Le canapé rouge – Michèle Lesbre

Pour Clémence, trente-huit ans était l’âge auquel elle s’était installée à son compte dans l’appartement où elle avait d’abord vécu quelques années en compagnie de l’homme qu’elle appelait Gaby, puis seule, avec tout de même des histoires d’amour qui avaient ponctué ce long temps sans Paul. Maintenant qu’elle n’occupait plus que l’étroit couloir et ce canapé rouge sur lequel elle ressemblait à une gardienne de musée, tout se bousculait dans sa mémoire, je le pressentais. Mes visites, mes lectures et ces femmes que je lui révèlais la stimulaient. Elle voyageait dans ces vies comme dans un rêve, mélangeait la sienne et les leurs.

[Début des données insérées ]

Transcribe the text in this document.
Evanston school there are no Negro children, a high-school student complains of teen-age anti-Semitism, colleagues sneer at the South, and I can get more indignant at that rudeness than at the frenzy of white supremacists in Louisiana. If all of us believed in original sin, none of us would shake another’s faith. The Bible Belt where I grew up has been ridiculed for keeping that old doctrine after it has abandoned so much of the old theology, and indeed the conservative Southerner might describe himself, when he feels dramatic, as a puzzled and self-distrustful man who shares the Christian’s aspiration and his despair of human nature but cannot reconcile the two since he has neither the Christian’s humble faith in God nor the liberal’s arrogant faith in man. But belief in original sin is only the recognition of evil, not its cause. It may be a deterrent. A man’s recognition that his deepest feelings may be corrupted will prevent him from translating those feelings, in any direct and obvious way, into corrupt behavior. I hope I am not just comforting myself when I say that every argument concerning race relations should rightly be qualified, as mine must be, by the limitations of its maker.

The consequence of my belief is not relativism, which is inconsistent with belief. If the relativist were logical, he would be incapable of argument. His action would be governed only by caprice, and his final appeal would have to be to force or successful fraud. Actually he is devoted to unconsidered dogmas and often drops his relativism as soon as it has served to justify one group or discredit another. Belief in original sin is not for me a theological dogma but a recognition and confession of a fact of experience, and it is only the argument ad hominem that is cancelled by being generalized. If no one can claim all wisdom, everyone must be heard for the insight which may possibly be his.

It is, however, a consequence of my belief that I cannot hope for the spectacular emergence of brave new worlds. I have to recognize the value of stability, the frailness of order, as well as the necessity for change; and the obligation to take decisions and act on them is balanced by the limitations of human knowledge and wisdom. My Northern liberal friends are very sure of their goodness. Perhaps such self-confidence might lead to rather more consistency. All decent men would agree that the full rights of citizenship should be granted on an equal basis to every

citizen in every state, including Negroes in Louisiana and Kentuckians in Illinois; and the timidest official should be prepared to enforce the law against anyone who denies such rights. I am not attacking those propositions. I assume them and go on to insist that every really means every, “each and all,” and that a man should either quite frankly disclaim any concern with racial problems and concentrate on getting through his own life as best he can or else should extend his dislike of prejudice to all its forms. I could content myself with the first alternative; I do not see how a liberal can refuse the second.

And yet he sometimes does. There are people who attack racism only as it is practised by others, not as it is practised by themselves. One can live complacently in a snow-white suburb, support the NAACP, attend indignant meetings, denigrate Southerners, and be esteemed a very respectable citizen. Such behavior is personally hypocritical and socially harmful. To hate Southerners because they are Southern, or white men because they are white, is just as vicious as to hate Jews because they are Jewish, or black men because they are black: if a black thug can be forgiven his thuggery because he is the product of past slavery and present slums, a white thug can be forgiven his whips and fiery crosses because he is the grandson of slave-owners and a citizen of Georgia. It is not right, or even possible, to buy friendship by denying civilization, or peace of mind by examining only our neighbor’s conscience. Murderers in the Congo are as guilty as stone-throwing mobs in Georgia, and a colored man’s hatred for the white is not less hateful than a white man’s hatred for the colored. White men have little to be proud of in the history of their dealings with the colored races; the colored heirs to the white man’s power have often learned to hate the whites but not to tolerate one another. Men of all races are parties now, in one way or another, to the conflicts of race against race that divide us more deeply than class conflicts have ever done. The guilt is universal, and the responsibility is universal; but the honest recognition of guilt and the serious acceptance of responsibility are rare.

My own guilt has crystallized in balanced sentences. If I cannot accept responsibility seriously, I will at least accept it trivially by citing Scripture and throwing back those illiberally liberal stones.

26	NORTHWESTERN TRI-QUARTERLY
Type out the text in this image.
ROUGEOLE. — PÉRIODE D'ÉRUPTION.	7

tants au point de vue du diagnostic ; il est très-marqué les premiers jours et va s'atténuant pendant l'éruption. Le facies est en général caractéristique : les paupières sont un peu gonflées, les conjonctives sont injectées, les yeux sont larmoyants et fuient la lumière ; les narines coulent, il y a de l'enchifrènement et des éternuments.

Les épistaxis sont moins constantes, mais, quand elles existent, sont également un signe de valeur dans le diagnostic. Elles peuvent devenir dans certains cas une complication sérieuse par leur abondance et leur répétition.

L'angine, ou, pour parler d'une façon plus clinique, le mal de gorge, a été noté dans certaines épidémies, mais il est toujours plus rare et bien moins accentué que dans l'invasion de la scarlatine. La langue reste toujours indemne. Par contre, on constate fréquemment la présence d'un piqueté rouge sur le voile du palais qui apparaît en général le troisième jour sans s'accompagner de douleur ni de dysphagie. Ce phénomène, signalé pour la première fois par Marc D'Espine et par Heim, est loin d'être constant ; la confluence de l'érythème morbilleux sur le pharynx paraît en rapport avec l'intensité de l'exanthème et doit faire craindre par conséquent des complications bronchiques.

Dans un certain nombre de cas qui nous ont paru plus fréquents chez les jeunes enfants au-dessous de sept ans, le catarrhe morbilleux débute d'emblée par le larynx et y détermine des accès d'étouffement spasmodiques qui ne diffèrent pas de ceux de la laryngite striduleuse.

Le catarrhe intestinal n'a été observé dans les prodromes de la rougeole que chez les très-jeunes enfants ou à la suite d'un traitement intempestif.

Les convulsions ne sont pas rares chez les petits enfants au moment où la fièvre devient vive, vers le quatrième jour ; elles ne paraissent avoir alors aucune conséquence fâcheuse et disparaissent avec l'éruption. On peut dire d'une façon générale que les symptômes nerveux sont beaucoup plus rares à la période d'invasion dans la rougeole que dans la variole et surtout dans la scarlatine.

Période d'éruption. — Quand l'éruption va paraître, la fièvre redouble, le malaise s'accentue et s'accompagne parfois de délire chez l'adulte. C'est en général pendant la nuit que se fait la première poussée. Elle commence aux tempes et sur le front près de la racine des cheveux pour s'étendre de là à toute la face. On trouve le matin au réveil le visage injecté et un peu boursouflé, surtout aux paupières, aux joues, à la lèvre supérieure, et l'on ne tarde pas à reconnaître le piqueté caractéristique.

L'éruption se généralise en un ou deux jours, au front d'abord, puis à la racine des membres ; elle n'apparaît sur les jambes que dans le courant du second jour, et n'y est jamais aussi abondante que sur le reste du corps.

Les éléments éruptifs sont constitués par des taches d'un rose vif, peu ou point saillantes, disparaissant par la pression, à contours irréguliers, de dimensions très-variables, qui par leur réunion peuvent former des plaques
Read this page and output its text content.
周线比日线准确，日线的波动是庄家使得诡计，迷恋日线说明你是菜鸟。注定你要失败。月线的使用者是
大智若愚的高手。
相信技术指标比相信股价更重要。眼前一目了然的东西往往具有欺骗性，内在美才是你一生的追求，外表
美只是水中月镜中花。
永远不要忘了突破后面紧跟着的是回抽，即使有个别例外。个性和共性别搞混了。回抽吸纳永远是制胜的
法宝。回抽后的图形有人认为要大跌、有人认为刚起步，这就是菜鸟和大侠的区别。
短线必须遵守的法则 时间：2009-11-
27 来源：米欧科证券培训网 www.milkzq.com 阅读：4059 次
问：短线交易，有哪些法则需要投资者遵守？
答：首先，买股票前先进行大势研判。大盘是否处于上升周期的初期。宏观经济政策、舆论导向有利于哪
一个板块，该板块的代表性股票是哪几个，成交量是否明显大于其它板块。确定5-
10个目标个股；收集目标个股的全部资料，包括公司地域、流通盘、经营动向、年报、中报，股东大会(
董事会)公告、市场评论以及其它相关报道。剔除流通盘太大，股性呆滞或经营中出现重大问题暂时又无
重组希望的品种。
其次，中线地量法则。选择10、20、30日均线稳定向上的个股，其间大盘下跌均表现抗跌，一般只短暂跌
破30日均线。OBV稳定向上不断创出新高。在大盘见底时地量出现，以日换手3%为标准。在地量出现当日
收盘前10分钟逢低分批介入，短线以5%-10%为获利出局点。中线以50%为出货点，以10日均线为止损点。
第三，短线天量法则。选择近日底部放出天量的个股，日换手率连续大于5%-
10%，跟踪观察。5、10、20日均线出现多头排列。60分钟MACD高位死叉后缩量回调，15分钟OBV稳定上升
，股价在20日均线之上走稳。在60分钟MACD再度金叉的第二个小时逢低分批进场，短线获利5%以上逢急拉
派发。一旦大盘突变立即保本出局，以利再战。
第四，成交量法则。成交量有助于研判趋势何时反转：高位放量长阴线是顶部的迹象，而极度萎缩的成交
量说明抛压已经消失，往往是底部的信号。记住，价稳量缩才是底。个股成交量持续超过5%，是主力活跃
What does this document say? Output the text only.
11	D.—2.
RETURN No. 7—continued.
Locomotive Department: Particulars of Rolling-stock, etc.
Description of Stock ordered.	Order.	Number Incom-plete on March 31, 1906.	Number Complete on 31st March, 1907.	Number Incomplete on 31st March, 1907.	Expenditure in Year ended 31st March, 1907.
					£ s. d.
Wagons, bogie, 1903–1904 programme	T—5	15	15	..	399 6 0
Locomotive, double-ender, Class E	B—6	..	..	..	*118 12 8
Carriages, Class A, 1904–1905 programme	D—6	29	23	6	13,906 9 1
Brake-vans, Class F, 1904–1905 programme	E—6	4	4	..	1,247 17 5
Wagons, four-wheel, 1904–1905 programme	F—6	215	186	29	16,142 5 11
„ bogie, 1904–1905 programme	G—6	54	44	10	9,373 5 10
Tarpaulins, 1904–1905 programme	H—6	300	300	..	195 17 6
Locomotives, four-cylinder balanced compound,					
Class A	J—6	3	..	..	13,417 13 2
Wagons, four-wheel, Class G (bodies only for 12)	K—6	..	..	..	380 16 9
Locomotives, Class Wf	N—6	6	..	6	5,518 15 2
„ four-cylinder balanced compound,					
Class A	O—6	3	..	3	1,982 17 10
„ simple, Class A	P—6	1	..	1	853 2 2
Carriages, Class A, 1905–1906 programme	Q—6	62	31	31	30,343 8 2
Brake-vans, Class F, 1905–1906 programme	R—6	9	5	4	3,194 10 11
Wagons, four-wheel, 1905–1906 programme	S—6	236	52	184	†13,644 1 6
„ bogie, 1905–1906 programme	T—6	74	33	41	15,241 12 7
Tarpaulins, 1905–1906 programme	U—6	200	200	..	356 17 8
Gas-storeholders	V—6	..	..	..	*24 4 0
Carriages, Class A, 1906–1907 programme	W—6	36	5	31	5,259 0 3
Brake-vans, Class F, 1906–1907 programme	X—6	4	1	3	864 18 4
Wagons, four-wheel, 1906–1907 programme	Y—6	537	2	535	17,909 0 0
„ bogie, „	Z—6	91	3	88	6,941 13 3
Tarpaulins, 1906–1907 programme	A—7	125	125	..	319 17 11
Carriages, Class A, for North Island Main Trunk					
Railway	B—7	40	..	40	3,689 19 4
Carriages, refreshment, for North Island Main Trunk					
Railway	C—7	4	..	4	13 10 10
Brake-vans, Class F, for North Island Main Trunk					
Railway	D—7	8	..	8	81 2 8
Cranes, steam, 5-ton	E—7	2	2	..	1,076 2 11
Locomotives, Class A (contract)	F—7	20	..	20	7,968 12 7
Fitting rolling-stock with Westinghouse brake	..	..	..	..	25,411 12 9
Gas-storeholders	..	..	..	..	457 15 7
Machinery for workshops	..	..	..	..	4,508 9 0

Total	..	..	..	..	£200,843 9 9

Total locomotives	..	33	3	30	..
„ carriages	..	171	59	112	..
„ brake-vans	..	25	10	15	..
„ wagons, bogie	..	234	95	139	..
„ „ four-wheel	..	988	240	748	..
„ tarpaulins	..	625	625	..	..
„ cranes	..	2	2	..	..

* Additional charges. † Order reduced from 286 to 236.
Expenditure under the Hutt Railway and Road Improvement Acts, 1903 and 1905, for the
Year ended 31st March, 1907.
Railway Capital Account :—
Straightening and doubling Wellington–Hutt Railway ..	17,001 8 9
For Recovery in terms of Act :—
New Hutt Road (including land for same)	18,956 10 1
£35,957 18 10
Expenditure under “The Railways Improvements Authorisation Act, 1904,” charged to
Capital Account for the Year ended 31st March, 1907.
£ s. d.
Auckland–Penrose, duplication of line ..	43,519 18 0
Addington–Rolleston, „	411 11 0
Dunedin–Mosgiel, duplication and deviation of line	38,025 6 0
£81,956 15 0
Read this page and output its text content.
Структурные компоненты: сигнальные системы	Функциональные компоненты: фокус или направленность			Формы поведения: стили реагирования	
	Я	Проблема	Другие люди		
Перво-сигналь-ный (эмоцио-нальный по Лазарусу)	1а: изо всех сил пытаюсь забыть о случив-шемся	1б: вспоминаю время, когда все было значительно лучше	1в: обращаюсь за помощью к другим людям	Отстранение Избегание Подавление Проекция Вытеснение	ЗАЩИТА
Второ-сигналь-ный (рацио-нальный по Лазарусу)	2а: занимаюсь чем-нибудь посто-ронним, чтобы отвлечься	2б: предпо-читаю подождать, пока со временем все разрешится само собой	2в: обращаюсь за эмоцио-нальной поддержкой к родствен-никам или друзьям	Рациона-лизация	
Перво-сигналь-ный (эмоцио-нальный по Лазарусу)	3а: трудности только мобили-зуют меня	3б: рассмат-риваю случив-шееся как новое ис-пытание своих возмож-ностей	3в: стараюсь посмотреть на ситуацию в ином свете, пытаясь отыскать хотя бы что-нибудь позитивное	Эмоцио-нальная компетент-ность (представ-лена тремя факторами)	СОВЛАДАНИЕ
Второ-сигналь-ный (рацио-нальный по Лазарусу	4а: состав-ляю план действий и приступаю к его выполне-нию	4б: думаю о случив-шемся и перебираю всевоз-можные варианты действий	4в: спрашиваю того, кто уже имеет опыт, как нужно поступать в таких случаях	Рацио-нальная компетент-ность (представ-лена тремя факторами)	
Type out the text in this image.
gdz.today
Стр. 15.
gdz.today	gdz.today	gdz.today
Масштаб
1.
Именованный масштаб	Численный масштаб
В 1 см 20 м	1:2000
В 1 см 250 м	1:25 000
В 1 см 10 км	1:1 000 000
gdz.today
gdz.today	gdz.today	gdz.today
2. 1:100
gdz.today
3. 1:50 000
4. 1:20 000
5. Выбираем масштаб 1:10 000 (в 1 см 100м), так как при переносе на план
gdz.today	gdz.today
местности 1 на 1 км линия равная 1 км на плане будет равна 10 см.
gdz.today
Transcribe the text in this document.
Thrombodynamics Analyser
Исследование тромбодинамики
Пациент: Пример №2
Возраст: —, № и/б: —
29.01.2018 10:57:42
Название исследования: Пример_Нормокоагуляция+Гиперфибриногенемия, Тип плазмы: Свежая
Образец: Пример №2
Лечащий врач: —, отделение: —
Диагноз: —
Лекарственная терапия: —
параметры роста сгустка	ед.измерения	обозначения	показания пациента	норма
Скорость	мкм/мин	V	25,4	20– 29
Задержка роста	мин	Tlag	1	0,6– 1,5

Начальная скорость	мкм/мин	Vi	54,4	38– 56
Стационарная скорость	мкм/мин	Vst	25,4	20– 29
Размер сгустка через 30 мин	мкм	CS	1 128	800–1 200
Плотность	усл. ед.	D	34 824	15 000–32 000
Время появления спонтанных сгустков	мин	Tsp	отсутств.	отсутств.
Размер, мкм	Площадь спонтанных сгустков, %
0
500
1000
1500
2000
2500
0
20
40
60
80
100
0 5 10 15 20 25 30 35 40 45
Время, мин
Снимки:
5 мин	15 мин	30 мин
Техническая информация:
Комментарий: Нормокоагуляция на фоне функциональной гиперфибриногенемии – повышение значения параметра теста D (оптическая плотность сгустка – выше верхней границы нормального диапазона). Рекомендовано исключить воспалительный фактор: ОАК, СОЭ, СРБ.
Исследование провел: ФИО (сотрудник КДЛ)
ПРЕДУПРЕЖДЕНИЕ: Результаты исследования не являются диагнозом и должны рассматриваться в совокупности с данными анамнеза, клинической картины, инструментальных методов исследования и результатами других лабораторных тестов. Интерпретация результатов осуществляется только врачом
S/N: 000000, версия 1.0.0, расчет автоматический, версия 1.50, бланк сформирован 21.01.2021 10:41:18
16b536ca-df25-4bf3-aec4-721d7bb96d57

Nous descendions chaque fois au café boire un verre à leur santé, à nos amours aussi, car nous parlions beaucoup d’amour, avec une liberté qui me ravissait au point que je lui avais lu la réponse qu’avait faite une certaine Mary Kesteven, dans la revue « le miroir infidèle » en 1946, à la question Qu’aimez vous par dessus tout ? Faire l’amour, la terre après la pluie, faire l’amour, les fleurs, faire l’amour, quelques enfants très rares, faire l’amour, les gens qui savent se juger, faire l’amour, les ports, faire l’amour, la propreté et la gentillesse, faire l’amour.
Clémence riait, c’était un chant de cristal, quelque chose d’enfantin et de joyeux…L’amour ! répétait-elle en fermant les yeux, puis en murmurant qu’avec Paul elle aurait fait une ribambelle d’enfants. J’avais lu aussi la réponse de la même Mary Kesteven à une autre question, Que redoutez-vous? Beaucoup de responsabilités, devoir vivre dans un pays qui vénère les machines, la fatigue, les foules, les imbéciles, l’ennui, trop de travail, voir écraser les chiens, tomber les chevaux, vomir les hommes.
Une ombre avait traversé son regard, j’avais pris sa main, une main minuscule. Ce geste l’avait apaisée. J’aurais aimé la prendre dans mes bras, la détresse des corps vieillis qu’aucune main n’effleure, qu’aucun corps n’étreint, cette immense solitude de la chair qui est déjà un peu la mort, m’a toujours effrayée. Enfant, la peau de mes grands-mères me fascinait, je la touchais avec précaution, comme si je craignais de la froisser davantage, qu’elle se déchire sous mes doigts et que ma maladresse précipite une issue fatale.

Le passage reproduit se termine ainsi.